Subramaniam, who is currently ranked 23rd in the world in the Professional Squash Association Rankings, has only been defeated four times during her time with the Red. Ironically enough, all four losses were at the hands of players from Harvard, the team that has consistently topped the CSA team rankings for nearly a decade.
“It definitely means a lot…and I am really happy to be winning for Cornell,” Subramaniam said.
She even credited Coach Palmer and Assistant Coach Mark Burke for her success as well. “Both the coaches have been working really hard to always make the program better each year, so winning this will definitely be huge for them.”
Subramaniam will be returning next spring to don the carnelian and white once again whilst also finishing her degree. She will be taking a leave of absence for the fall semester to compete for her home country, Malaysia, in the 2022 Commonwealth Games and the 2022 Asian Games.
Although this season just ended, Subramaniam has already set her goals high for next season. Individually, she wants to be undefeated again and win one more national championship, but more importantly, she has high hopes for the team.
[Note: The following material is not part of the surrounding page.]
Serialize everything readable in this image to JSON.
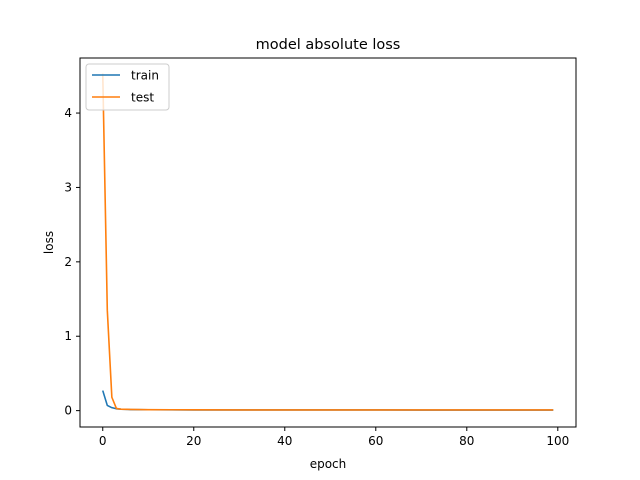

“[I want to bring] the team into the top 8, and hopefully top 4 because [they] will be having a stronger team next year,” Subramaniam said.
The Cornell squash program as a whole is grateful to have Subramaniam return for one more season.
“Just having Siva on the team, around the team, for both the men’s and women’s team [is very] motivating”, Palmer said. “For our girls to be on the court with her and train with her is a very big advantage that we have. So we are fortunate that she is gonna be with us for another season and we will definitely take full advantage of it.”
Four other players from Cornell also competed at this weekend’s championships. Competing on the men’s side was junior Veer Chotrani, sophomore Spencer Yager and freshman Arnaav Sareen.
Chotrani had made it to the quarterfinals before bowing out to the No.1 seed from Princeton, Youssef Ibrahim, who is ranked 17th in the Professional Squash Association World Tour. Sareen won the consolation draw of the Molloy Trophy South bracket, which was part of the B Division of the National Championships. Competing for the Ramsay Cup, along with Subramaniam, was sophomore Wen Li Lai.
Lai made it to the quarterfinals but lost to Moataz. However, by reaching the quarterfinals, she is guaranteed to be named to the CSA All-American first team along with Subramaniam. This is the first time in program history that the Red had two selections for the All-American first team.